Kubernetes + Ray: Complementary Roles

  • Kubernetes → container-level isolation
  • Ray → process-level isolation
  • Both provide vertical & horizontal autoscaling

Dynamic GPU Allocation:

  • Inference workloads fluctuate compared to training
  • Ray + Kubernetes → reallocate GPUs as needed

---

Essential Capabilities for AI Platforms

Nishihara emphasized:

  • Native multi-cloud support
  • Workload prioritization tied to GPU reservations
  • Observability & tooling at container, workload, and process levels
  • Model/data lineage tracking
  • Governance

Observability Tip:

Track object transfer speeds & performance across all levels.

---

AiToEarn — Open-Source AI Content Engine

For creators and AI engineers:

  • Multi-platform publishing
  • (Douyin, Kwai, WeChat, Bilibili, Rednote, Facebook, Instagram, LinkedIn, Threads, YouTube, Pinterest, X/Twitter)
  • AI content generation tools
  • Detailed analytics & model rankings
  • Governance-friendly workflow

Resources:

---

In Summary:

The integration of Kubernetes, PyTorch, vLLM, and Ray forms a powerful stack that can:

  • Train large-scale models efficiently
  • Serve them with low latency
  • Dynamically allocate compute resources
  • Enable both enterprise AI workloads and creative AI monetization platforms

Read more

Translate the following blog post title into English, concise and natural.

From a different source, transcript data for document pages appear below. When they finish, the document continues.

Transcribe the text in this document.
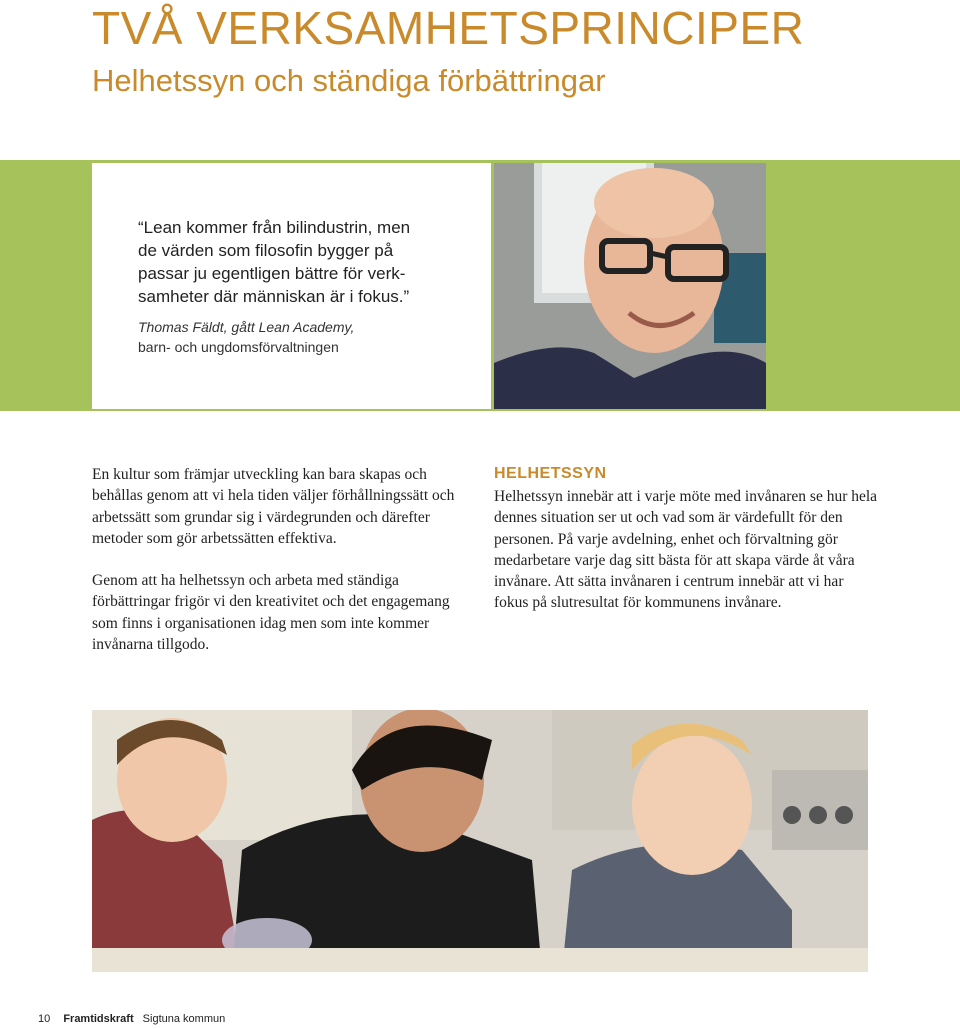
TVÅ VERKSAMHETSPRINCIPER
Helhetssyn och ständiga förbättringar

“Lean kommer från bilindustrin, men
de värden som filosofin bygger på
passar ju egentligen bättre för verk-
samheter där människan är i fokus.”

Thomas Fäldt, gått Lean Academy,
barn- och ungdomsförvaltningen

En kultur som främjar utveckling kan bara skapas och behållas genom att vi hela tiden väljer förhållningssätt och arbetssätt som grundar sig i värdegrunden och därefter metoder som gör arbetssätten effektiva.

Genom att ha helhetssyn och arbeta med ständiga förbättringar frigör vi den kreativitet och det engagemang som finns i organisationen idag men som inte kommer invånarna tillgodo.

HELHETSSYN

Helhetssyn innebär att i varje möte med invånaren se hur hela dennes situation ser ut och vad som är värdefullt för den personen. På varje avdelning, enhet och förvaltning gör medarbetare varje dag sitt bästa för att skapa värde åt våra invånare. Att sätta invånaren i centrum innebär att vi har fokus på slutresultat för kommunens invånare.

10 Framtidskraft Sigtuna kommun
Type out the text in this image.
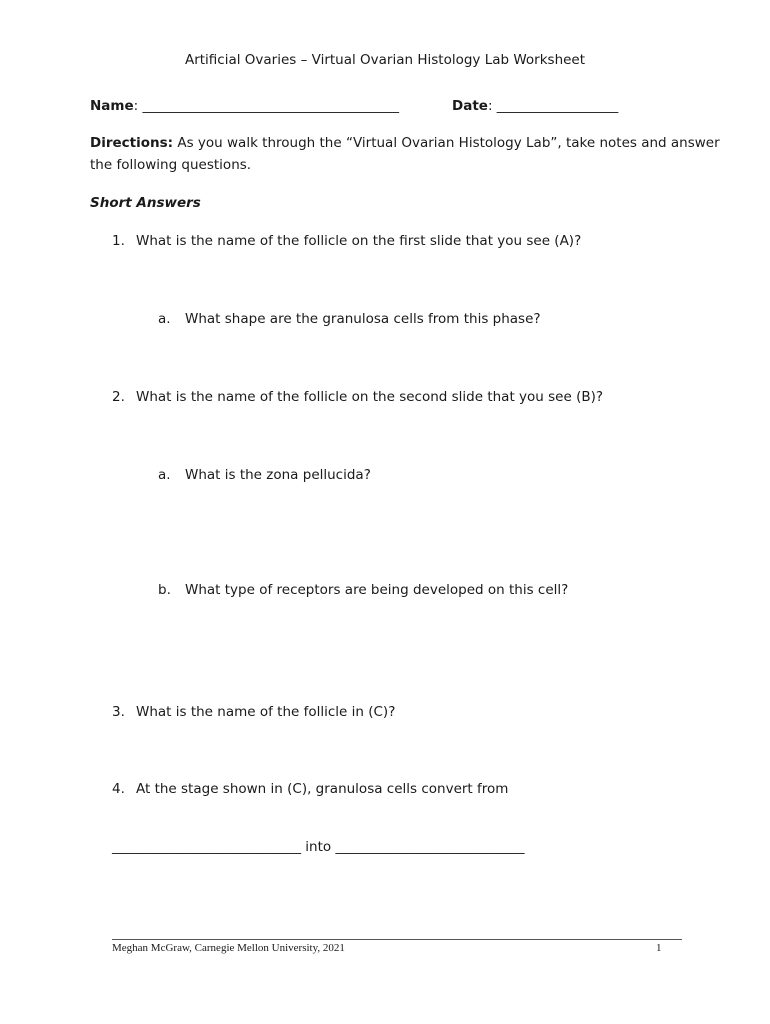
Artificial Ovaries – Virtual Ovarian Histology Lab Worksheet
Name: ______________________________________	Date: __________________
Directions: As you walk through the “Virtual Ovarian Histology Lab”, take notes and answer
the following questions.
Short Answers
1. What is the name of the follicle on the first slide that you see (A)?
a. What shape are the granulosa cells from this phase?
2. What is the name of the follicle on the second slide that you see (B)?
a. What is the zona pellucida?
b. What type of receptors are being developed on this cell?
3. What is the name of the follicle in (C)?
4. At the stage shown in (C), granulosa cells convert from
____________________________ into ____________________________
Meghan McGraw, Carnegie Mellon University, 2021	1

Return plain text only without quotes. 哈佛大学 R 编程课程介绍

Harvard CS50: Introduction to Programming with R Harvard University offers exceptional beginner-friendly computer science courses. We’re excited to announce the release of Harvard CS50’s Introduction to Programming in R, a powerful language widely used for statistical computing, data science, and graphics. This course was developed by Carter Zenke.